Oleh : [Kiki] Rakhmawati Z
rakhmawati.zaki@gmail.com

Friday, October 12, 2012

Pelukan Sang Bidadari

Kategori: Cerpen Islami
Karya: Qiela Monaza AlAdwa

PELUKAN SANG BIDADARI

Wajah ‘Aisya berbinar sekaligus terharu ketika Teh Nini memeluknya erat dengan senyum ala bidadari syurga. Cantik. Harum. Sejuk dipandang.  “Subhanallah...” batin ‘Aisya. Ahirnya ‘Aisya bertemu juga dengan sosok yang sudah sejak lama dia kagumi. Teh Nini. Istri seorang Da’i muda yang sempat naik daun. “Alhamdulillah...” ucapnya sekeluarnya dia dari sebuah Masjid.

Dalam hati, ‘Aisya berkata pada dirinya sendiri, bahwa setiap wanita pada dasarnya bisa menjadi bidadari di dunia sekaligus di syurga. Pesona tersebut akan keluar dengan sendirinya. Anugerah yang memang Allah karuniakan kepada wanita-wanita shalihah perindu syurga. Satu pelajaran berharga diperoleh ‘Aisya hari ini. Berkat pertemuannya dengan wanita yang dia rindukan sejak lama. Sekalipun dia sering memandangnya dalam majlis taklim yang pernah di ikutinya.

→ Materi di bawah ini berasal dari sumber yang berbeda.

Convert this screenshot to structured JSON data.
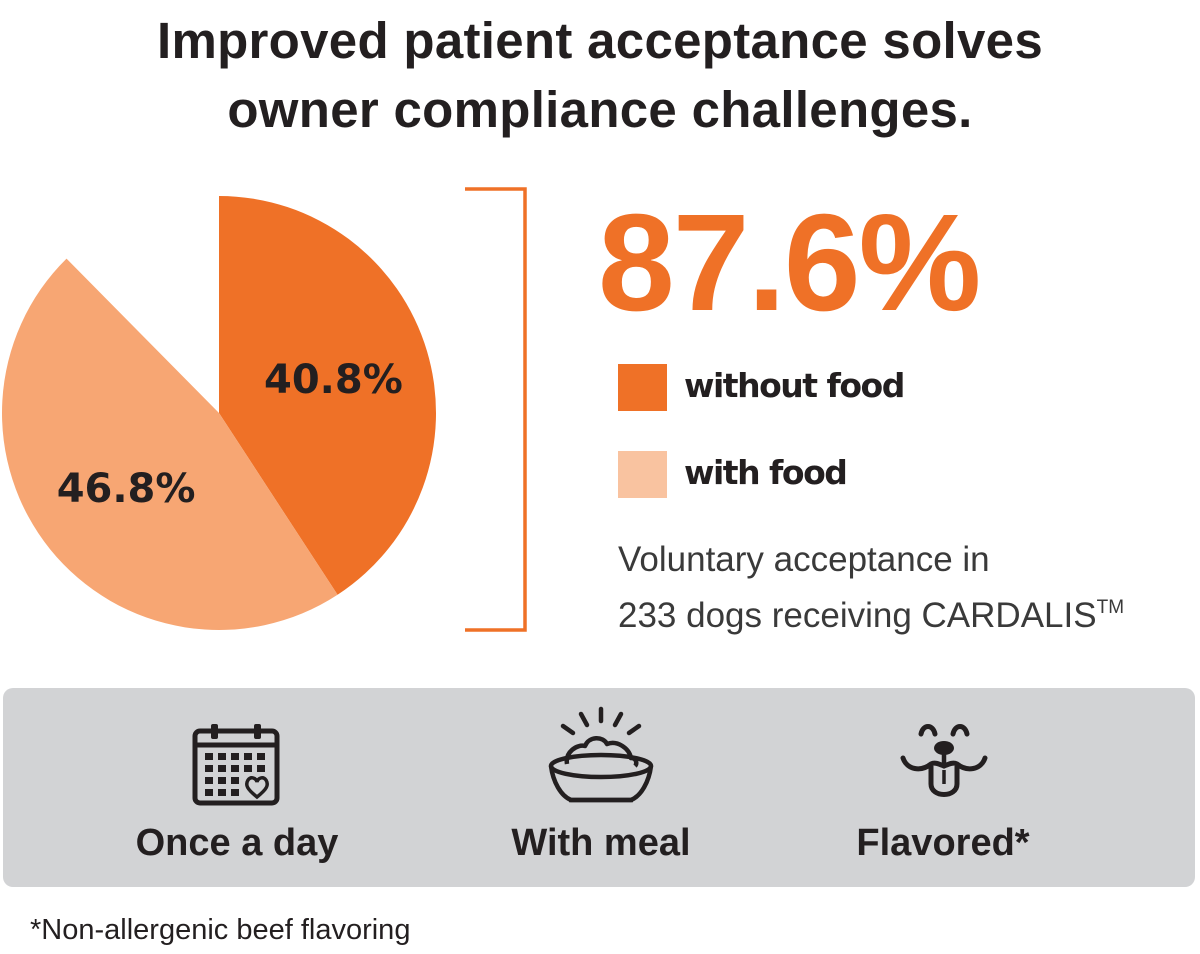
{
  "title": {
    "line1": "Improved patient acceptance solves",
    "line2": "owner compliance challenges."
  },
  "colors": {
    "accent": "#ef7127",
    "light": "#f7a673",
    "legend_light": "#f9c3a0",
    "panel": "#d2d3d5",
    "text": "#231f20"
  },
  "chart_data": {
    "type": "pie",
    "total_label": "87.6%",
    "slices": [
      {
        "name": "without food",
        "value": 40.8,
        "label": "40.8%",
        "color": "#ef7127"
      },
      {
        "name": "with food",
        "value": 46.8,
        "label": "46.8%",
        "color": "#f7a673"
      }
    ],
    "legend": [
      "without food",
      "with food"
    ],
    "legend_placement": "right"
  },
  "caption": {
    "line1": "Voluntary acceptance in",
    "line2": "233 dogs receiving CARDALIS",
    "trademark": "TM"
  },
  "features": [
    {
      "label": "Once a day",
      "icon": "calendar-heart-icon"
    },
    {
      "label": "With meal",
      "icon": "food-bowl-icon"
    },
    {
      "label": "Flavored*",
      "icon": "dog-tongue-icon"
    }
  ],
  "footnote": "*Non-allergenic beef flavoring"
}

Tapi kedekatannya hari ini memberinya pelajaran berharga yang tidak mungkin secara kebetulan di dapatkannya.

Sudah hampir sebulan ini ‘Aisya tinggal di Kota Kembang. Paris Van Java. Pusat fashion Indonesia masyarakat mengenalnya.

Sejak menjejakkan kakinya di Kota Kembang, ‘Aisya sudah memantapkan tekadnya untuk belajar dan meraup pengalaman. Pasca kelulusannya dari sebuah universitas negeri di Kota Pelajar, ‘Aisya mulai menyadari perjuangan kehidupan yang sebenarnya. Kekhawatirannya akan semakin berkurangnya umur, bertemunya dia dengan kedewasaan, dan semakin banyaknya tanggungjawab baru yang lebih berat yang harus dia emban yang semakin dirasakannya, membuatnya semakin semangat untuk belajar dan terus belajar. Facing the real world. 

Pagi itu ‘Aisya bersiap untuk pergi. Hampir sebulan dia tinggal, tapi dia sama sekali belum pernah mengunjungi Ponpes tempat bidadari cantik itu tinggal. Padahal keinginan itu sudah terucap lama sejak dia memutuskan untuk pindah. Tanpa tau arah, dia memberanikan diri untuk berkunjung. Bersilaturrahim. Bersama dua rekannya yang lain yang kebetulan akan pergi jalan-jalan, dia berpamitan kepada pemilik asrama tempat dia tinggal.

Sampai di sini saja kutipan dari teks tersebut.